Wie bequem wäre es, wenn man die Verwundeten vor der eigenen Tür fände. Aber da sind sie nicht, meistens. Ja meistens kommt alles zusammen: man findet den Hilflosen gerade dann, wenn man selbst angeschlagen ist, wenn man es am wenigsten gebrauchen kann, wenn man erschöpft durch das Wadi des Lebens gehen muss. ‚Mensch, Du hast mir gerade noch gefehlt!‘ Da hat man Mühe allen Anforderungen des Alltags gerecht zu werden, reißt sich schon alle Beine aus, um Studium, Beruf, Arbeit, Familie gerecht zu werden und dann das: Da liegt plötzlich ein Hilfloser oder eine Hilflose vor meinen Füßen. Ja, diese Not stört, der Nächste stört, aber: Störungen haben Vorrang, der Nächste hat den Vorrang.

Auch nach fast 2000 Jahren hallt die Frage des Gesetzeslehrers nach: Wer ist mein Nächster? Diese Frage muss aber anders formuliert werden; so wie sie Jesus am Schluss der Parabel formuliert: nicht statisch, sondern aktiv, beziehungsmäßig, dynamisch - im Dativ! Wer ist dem Notleidenden zum Nächsten geworden? Nicht wer ist? Sondern: Wem bin ich der Nächste? - Denn diese Frage lässt sich nicht theoretisch beantworten! Jede Situation - heute, morgen, übermorgen – kann mich zum Nächsten machen. Entscheiden ist das Tun der Nächstenliebe und die Barmherzigkeit.

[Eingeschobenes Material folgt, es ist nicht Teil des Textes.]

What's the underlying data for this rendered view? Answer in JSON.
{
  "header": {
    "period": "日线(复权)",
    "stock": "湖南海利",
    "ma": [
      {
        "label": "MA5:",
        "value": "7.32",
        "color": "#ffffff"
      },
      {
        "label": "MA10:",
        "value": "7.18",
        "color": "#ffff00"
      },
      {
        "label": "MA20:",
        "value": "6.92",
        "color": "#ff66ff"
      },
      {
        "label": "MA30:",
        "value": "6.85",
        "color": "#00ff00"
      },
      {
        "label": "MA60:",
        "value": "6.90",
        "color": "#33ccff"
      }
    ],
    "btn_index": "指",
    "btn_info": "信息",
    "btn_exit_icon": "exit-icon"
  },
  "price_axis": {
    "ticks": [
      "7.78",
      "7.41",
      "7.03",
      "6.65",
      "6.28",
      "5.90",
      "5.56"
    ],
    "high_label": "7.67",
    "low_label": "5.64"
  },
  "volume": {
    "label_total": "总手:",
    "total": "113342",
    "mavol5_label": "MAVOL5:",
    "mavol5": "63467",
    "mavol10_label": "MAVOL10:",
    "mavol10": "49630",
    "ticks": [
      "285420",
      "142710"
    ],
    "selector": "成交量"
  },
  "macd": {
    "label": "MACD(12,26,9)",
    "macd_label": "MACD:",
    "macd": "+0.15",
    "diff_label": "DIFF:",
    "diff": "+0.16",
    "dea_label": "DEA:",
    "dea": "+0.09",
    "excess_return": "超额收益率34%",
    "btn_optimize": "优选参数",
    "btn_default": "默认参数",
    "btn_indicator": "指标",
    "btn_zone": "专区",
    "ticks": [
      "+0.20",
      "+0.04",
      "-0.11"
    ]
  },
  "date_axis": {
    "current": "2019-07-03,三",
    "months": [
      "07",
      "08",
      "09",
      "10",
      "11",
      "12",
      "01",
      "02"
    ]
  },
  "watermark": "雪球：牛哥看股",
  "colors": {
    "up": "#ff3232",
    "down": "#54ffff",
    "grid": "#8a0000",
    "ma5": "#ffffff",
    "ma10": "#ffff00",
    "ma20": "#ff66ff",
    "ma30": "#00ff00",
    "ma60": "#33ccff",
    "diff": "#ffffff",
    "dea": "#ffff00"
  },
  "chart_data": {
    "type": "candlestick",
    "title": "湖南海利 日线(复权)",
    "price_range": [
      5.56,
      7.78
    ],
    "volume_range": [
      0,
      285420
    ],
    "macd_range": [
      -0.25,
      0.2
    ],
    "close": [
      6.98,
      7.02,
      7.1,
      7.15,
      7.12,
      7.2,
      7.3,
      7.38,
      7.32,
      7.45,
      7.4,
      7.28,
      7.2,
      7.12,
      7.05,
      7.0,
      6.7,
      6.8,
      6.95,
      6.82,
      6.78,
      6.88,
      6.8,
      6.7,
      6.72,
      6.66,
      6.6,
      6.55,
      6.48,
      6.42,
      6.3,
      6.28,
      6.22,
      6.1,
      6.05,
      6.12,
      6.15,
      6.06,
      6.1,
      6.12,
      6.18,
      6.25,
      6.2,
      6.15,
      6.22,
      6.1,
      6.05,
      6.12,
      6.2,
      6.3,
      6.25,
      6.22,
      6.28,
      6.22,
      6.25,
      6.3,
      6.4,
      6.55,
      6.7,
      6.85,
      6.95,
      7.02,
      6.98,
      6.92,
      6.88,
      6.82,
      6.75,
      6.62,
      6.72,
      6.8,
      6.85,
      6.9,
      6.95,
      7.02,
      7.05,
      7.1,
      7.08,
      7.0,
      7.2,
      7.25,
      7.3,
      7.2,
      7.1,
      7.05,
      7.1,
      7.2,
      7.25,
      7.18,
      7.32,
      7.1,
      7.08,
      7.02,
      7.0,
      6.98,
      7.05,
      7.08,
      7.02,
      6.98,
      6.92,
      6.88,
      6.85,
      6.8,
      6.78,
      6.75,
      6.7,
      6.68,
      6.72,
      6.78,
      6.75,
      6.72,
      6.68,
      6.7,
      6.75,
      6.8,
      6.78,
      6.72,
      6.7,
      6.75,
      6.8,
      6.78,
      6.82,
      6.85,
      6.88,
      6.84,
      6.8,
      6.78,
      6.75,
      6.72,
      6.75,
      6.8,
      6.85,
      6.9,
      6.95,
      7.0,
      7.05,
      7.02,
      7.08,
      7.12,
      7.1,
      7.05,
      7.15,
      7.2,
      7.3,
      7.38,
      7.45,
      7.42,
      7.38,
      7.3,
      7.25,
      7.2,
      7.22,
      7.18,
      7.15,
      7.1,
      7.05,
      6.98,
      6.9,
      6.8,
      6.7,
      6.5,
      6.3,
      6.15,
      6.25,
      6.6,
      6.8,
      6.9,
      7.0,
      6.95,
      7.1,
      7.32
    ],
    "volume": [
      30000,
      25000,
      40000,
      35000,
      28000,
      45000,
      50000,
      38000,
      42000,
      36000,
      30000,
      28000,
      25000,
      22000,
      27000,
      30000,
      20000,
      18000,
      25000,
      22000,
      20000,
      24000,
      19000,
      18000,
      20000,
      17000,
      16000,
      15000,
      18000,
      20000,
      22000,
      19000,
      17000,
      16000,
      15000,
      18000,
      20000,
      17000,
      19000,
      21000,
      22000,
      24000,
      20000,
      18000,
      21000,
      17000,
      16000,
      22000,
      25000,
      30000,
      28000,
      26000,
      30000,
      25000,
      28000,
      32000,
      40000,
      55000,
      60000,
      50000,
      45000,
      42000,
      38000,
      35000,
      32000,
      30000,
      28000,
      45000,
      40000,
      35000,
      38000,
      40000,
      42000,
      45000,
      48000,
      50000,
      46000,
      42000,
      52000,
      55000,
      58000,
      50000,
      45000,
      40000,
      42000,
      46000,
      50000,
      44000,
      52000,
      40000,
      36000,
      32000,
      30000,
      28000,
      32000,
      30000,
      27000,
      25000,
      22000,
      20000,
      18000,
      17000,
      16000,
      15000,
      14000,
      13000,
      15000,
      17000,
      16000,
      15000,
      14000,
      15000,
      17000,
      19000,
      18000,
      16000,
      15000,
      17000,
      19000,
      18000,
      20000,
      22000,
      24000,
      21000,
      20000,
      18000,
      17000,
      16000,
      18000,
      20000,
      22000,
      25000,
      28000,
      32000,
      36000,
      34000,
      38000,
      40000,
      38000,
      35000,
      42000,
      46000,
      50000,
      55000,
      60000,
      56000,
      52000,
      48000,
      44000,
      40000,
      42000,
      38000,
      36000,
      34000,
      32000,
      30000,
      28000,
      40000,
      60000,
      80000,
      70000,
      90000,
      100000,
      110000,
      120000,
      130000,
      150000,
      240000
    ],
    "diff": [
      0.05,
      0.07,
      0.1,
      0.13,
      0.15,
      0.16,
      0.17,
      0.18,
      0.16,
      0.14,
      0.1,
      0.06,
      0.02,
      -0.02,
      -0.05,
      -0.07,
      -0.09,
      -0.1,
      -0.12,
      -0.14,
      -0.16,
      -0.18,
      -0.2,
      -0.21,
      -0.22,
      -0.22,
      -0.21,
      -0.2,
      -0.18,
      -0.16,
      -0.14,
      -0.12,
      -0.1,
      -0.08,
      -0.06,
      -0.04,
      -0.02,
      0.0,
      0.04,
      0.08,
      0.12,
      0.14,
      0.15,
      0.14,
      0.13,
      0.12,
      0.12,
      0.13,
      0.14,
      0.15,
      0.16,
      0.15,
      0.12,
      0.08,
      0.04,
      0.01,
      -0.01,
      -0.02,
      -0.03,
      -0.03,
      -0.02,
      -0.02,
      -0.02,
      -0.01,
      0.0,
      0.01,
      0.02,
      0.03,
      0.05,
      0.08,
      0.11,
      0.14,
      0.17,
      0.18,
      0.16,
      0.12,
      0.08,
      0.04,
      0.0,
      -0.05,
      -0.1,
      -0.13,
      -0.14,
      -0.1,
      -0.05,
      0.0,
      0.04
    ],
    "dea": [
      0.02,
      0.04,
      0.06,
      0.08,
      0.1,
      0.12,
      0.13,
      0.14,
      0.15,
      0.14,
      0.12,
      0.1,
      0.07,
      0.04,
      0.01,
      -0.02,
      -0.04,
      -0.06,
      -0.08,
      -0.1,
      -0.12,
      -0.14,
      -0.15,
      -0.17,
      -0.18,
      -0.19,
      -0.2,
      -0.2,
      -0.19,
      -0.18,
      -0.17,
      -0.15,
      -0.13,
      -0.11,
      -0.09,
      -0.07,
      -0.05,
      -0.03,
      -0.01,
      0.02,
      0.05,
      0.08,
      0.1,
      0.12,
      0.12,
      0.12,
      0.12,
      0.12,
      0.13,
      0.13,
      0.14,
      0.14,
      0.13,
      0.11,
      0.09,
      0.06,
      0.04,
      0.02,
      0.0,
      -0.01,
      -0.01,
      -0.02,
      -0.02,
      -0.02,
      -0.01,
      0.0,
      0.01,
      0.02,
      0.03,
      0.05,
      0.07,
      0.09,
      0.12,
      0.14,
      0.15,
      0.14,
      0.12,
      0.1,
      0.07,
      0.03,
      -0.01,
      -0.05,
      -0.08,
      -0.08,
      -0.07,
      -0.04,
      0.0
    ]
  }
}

Und vor lauter Nächstenliebe und der Frage ‚Wem bin ich der Nächste?‘ dürfen wir den Anfang des Evangeliums nicht vergessen. Dort steht sie, die Frage nach dem Hauptgebot – diese andere Seite der Medaille, die andere Hälfte. Was ist das Hauptgebot, was ist uns Menschen vor allem geboten? ‚Du sollst den Herrn, Deinen Gott lieben, mit Deinem ganzen Herzen und Deiner ganzen Seele, mit Deiner ganzen Kraft und mit Deinem ganzen Denken.‘ Gelingt uns das, haben wir so viel Gottesliebe und Gottvertrauen? Oder sagen wir doch viel lieber: ‚Gott, Du hast mir gerade noch gefehlt; eigentlich passt Du mir gerade nicht, denn ich habe zu tun! Aber beides: die Liebe zu Gott und zum Nächsten sind das Hauptgebot! Entscheidend ist das ‚Und‘!

Heiner Wilmer, der Bischof von Hildesheim, beschreibt das Ineinander der beiden Gebote so: ‚Gottvertrauen bedeutet nicht, sich entspannt zurückzulehnen und abzuwarten und zu meinen, es wird schon alles glattgehen. Gottvertrauen trägt dann, wenn man Risiken eingeht, weil man sich getragen fühlt, aber verantwortlich bleibt. Wer Gott vertraut, gibt seine Verantwortung und Initiative nicht an der Garderobe seines Lebens ab.‘ Ignatius von Loyola schreibt pointiert: ‚Handle so, als ob alles von Dir abhängt, in dem Wissen aber, dass in Wirklichkeit alles von Gott abhängt.‘ Amen.“

Pater Elias und alle Brüder in Jerusalem und Tabgha wünschen Euch einen gesegneten Sonntag!